How can I protect my estate from becoming considered marital property of my beneficiary?
My son will be the beneficiary of my will or trust and I want to ensure that my property will stay under the ownership of my family. Can I structure a will or trust so that my estate will not be considered marital property if my son gets divorced?
Generally, inheritances are not subject to equitable distribution because, by law, inheritances are not considered marital property. Instead, inheritances are treated as separate property belonging to the person who received the inheritance, and therefore, may not be divided between the parties in a divorce. If you pass on an inheritance to your son and it is cash and he receives the funds and deposit's it into an account held in joint names with his spouse, he will have commingled the inheritance. In community property states where courts divide all marital property 50/50 in a divorce, your sons spouse is now entitled to half of his inheritance.
Laws protect inheritances in all states. This means that if your son receives an inheritance, the law declares that his spouse has no right to it during or after his marriage providing he always keeps the money sole and seperate. However, it is very easy to undo this protection if he does not handle the inheritance properly. Your sons inheritance is his sole and separate property as long as he takes steps to segregate it from his other marital assets. When and if he commingles his inheritance with his marital assets, he will cease to shelter it. Commingling means you’ve put it together with marital money or property. In equitable distribution states, where judges have the right to distribute property in a way they think is fair, your spouse will now receive a portion of his inheritance. Exactly how much would depend on how much a judge feels it is fair to give your sons spouse.
The only time an inheritance must be shared is when a divorce court decides that it was not kept separate from marital property. A spouse who does not wish to share their inheritance may keep it separate by depositing the proceeds into a separate bank or investment account. The accounts should be set up as sole and seperate property and titled that way. If your son then buys property (stocks, real-estate) with the proceeds of his inheritance. He would title that property in the same sole and seperate property name. Your son must deal with all the cash and property (stocks, real-estate) he inherits in the same manor and retitle the property in his name as sole and seperate property.
Your son also needs to make sure that he does not pay any of his joint bills with any of the funds from the sole and seperate property accounts. If he does, that may be deemed commingling and would then put a cloud over the whole sole and seperate accounts intentions. I would recommend consulting your accountant and estate planning attorney for advice as well.
Creating a trust is probably your best option. In the trust, you will be able to document exactly what your wishes are. Seek a good estate lawyer to create the trust.
Great question. Thankfully any inheritences remain classified as seperate property, so if he were to someday get divorce it would be exluded from the assets that would be divided. The only thing that could potentially make this a issue is if both him and his wife were designated as beneficiaries.

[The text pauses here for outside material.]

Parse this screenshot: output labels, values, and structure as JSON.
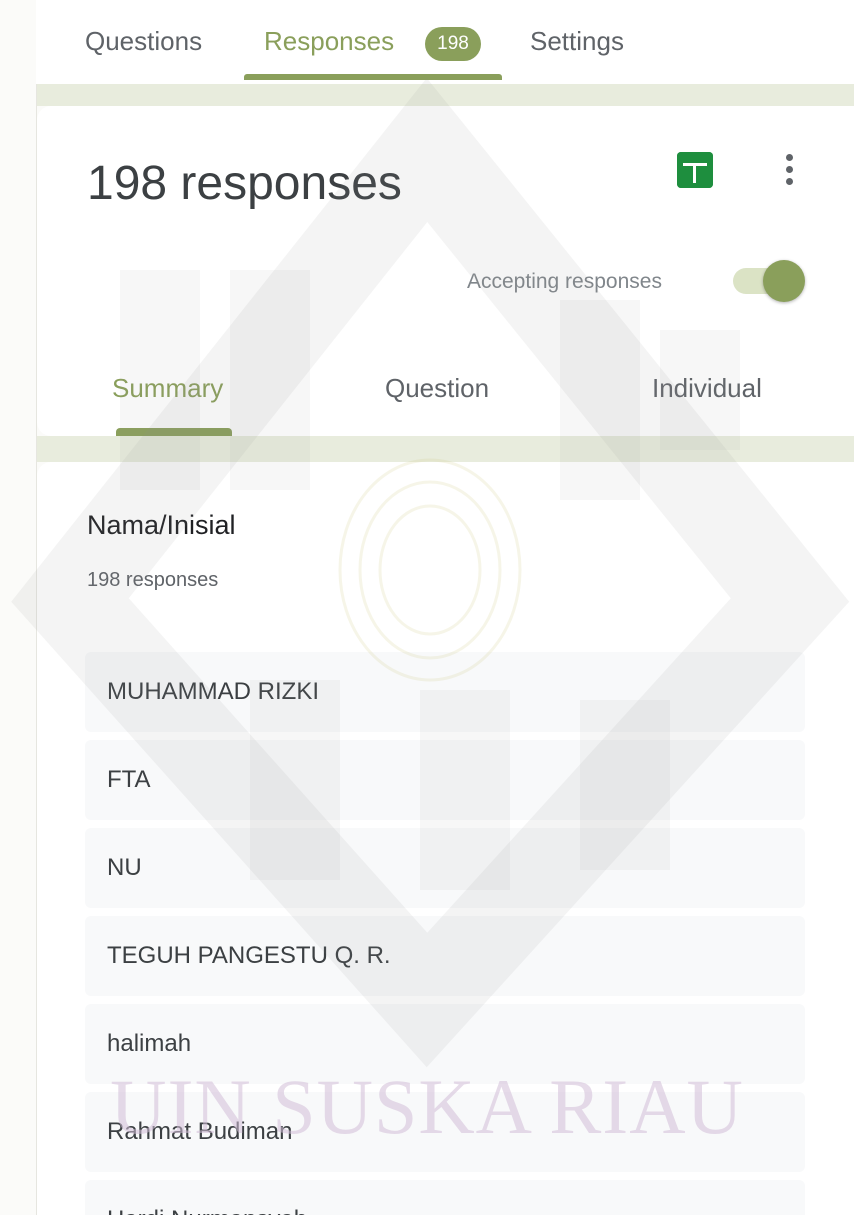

That is an excellent question and one that I wish more parents would think of. You should work with an attorney to properly establish the terms of the trust to provide maximum protection to your son. Under most circumstances, the corpus (assets) of a trust are not subject to division, however, there have been some jurisdictions where the income has been subject to division. I think that it was a case in Florida last year, where a judge ruled that discretionary, possible income from the trust had to be considered as mandatory income. While there are some overriding federal rules on trusts, it is still very much a local issue and an attorney's involvement is usually warranted. Hope this helped!
Yes, you can and inheritance is not community or marital property at the Federal level. Now if your son "commingles" the property that can be an issue. And growth or income on the assets inherited during marriage, especially in a community property state can complicate things and your son may need a "spill over" account to transfer the gains/income into annually to keep separate from the inheritance. Another option is to create a Trust or have a codicil in your will that a Trust be set up at your death so that the assets remain separate.
You can also have it so that at your death, the spouse must sign a document acknowledging this is separate property. State laws vary from state to state. The point is there is absolutely a way to handle this but you MUST seek legal counsel from an attorney who is QUALIFIED is estate planning in your state. Do this early in advance to avoid any problems and update occasionally as things change. This is by no means all inclusive but meant to stimulate your thinking and questions to ask the attorney.